Nadia pun menuruti perkataan suaminya itu. Ia hanya mengantarkan Alex hingga pintu kamar dan melepaskan kepergiannya tapi Alex masih berdiri tak buru-buru pergi. "Kenapa ?" Tanya Nadia terheran.
"See.. belum apa-apa aku udah kangen kamu," jawab Alex dengan wajahnya yang memelas. Entah kutukan apa yang Nadia berikan padanya hingga laki-laki itu begitu mencintainya padahal mereka telah menikah lebih dari 10 tahun lamanya.
"Apakah bekal 3 ronde semalam tidak cukup, Pak Henry ?" Tanya Nadia sembari memicingkan matanya.
"Never enough," jawab Alex sambil tertawa. Matanya langsung menelisik Nadia yang saat ini tubuhnya terbalut oleh kain putih bed cover. Bahu telanj*ng Nadia membuatnya menelan ludah.
"Sebaiknya, kamu cepat kembali ke dalam kamar atau aku akan melakukan seperti yang tadi malam," ancam Alex.
Nadia tertawa. Tak ingin suaminya ketinggalan pesawat, Ia pun masuk kembali ke dalam kamar dan menutup pintunya rapat-rapat.
Setelah itu ,terdengar suara pintu yang terbuka. Nadia yakin jika Alex memasuki kamar anak perempuan mereka untuk berpamitan. Biasanya suaminya itu akan memberikan Nadine ciuman yang banyak di puncak kepalanya sebelum ia benar-benar pergi.
Nadia mengulum senyumnya. Dirinya benar-benar merasa bahagia karena mendapatkan Alex sebagai suami dan juga ayah dari anaknya.
Jika mengingat awal pernikahan mereka, Nadia tak pernah menyangka jika Alex akan menjadi sosok laki-laki yang seperti sekarang ini. Ia begitu penuh rasa cinta, lembut, perhatian dan juga menjadikannya ratu dalam hidupnya. Dan Nadia sangat bersyukur akan hal itu.
***
Waktu pun berlalu dengan cepat. Seharusnya hari ini Nadia pergi menyusul Alex ke Jogjakarta bersama Nadine putri mereka. Tapi tanpa sepengetahuan Alex, ternyata Nadia merasa kurang sehat dua hari terakhir ini. Tubuhnya terasa lemas dan ia kehilangan nafsu makan.

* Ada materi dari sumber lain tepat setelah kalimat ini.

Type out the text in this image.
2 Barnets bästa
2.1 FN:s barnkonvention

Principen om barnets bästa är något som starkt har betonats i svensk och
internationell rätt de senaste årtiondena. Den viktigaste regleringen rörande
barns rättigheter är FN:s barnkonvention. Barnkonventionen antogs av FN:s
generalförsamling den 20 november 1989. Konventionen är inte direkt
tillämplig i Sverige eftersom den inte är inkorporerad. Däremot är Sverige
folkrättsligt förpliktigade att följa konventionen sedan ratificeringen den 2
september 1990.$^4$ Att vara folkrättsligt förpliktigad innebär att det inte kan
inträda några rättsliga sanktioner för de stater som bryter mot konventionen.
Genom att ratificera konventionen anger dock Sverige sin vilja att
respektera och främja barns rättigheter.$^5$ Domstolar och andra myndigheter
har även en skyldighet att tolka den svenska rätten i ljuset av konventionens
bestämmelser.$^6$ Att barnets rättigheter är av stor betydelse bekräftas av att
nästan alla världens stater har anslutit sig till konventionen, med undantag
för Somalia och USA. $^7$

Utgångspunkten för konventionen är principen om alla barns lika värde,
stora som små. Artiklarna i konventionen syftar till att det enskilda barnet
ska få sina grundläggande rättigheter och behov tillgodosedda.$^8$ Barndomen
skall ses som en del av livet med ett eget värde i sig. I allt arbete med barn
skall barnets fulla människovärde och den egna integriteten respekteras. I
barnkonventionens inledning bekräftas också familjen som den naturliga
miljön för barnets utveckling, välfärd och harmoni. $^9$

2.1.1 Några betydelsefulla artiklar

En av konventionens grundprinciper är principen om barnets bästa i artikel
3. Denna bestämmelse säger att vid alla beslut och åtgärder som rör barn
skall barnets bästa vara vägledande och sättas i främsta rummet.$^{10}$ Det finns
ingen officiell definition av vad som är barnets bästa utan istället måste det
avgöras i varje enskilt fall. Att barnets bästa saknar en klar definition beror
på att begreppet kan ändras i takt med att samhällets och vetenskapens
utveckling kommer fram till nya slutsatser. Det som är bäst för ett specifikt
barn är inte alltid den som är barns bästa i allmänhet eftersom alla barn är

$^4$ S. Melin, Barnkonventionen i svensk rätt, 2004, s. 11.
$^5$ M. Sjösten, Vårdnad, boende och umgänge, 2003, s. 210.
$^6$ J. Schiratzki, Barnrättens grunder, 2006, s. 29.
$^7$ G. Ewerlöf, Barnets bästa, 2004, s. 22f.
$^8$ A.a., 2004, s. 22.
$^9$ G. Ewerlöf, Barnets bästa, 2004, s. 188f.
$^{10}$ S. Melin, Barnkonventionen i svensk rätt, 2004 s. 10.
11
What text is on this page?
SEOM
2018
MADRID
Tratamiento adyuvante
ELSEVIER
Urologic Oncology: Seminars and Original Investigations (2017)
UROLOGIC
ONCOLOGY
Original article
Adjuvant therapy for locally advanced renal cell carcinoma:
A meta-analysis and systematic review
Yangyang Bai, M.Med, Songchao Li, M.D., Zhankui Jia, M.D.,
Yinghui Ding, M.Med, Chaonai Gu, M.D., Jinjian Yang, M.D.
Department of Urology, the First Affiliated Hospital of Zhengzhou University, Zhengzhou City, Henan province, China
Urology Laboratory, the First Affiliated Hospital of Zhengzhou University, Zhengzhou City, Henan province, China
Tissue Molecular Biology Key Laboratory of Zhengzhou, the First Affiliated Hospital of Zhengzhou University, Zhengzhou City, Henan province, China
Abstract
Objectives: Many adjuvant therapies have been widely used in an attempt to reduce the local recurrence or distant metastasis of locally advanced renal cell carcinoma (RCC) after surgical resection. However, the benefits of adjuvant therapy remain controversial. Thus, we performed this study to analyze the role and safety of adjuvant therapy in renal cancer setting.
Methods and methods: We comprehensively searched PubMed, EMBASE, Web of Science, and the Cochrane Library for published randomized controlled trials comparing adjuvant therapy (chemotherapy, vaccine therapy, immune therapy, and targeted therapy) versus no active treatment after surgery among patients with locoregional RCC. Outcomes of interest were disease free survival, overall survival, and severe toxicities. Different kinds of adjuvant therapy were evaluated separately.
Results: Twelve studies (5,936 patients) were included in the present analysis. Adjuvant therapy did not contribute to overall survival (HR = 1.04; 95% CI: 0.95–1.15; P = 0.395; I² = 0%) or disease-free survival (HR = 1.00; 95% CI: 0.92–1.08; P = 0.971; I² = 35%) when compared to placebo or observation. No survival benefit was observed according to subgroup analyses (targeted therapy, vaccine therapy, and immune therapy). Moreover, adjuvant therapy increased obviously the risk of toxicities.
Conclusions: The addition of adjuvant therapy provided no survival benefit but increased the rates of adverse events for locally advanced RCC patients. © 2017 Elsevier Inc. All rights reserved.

Nadia mengira dirinya sakit karena kelelahan dan tidur tanpa menggunakan pakaiannya dua hari yang lalu. Pandangan matanya yang berkunang-kunang dan tubuhnya yang terasa lemas membuat Nadia membatalkan niatnya untuk menyusul sang suami.
Beruntung bagi Nadia karena Nadine sang putri kesayangan sangatlah pengertian walaupun usianya masih 6 tahun.
Melihat mamanya sakit, Nadine pun tak merasa marah ketika mereka harus membatalkan rencana untuk menyusul Alex ke Jogjakarta dan berakhir pekan.
Mendapatkan pembatalan dari Nadia membuat Alex panik. Ia memutuskan untuk segera pulang ke Jakarta dan melihat kondisi sang istri yang katanya sedang sakit.
Itulah alasan Nadia tak mau mengabari Alex jika dirinya sedang sakit. Alex pasti akan langsung menunda pekerjaan untuknya dan Nadia tak mau itu.
***
"Bagaimana keadaan Ibu ? Kenapa kalian tak memberi tahu aku ?" Terdengar gaduh suara Alex yang sepertinya baru saja tiba. Alex pasti sedang menginterogasi asisten rumah tangga mereka.
"Apa dokter sudah datang kemari ?" Terdengar Alex bertanya lagi dan Nadia pun tersenyum karenanya.
Saat ini Nadia tengah membaringkan dirinya di atas sofa yang berada di ruang keluarga ditemani Nadine yang sedang mewarnai sebuah gambar.
"Sayang...," Sapa Alex seraya melonggarkan dasinya ia berjalan tergesa pada Nadia yang terbaring lemah.
"Papa !" Pekik Nadine, ia pun berhambur pada Alex dan meminta lelaki untuk memangkunya.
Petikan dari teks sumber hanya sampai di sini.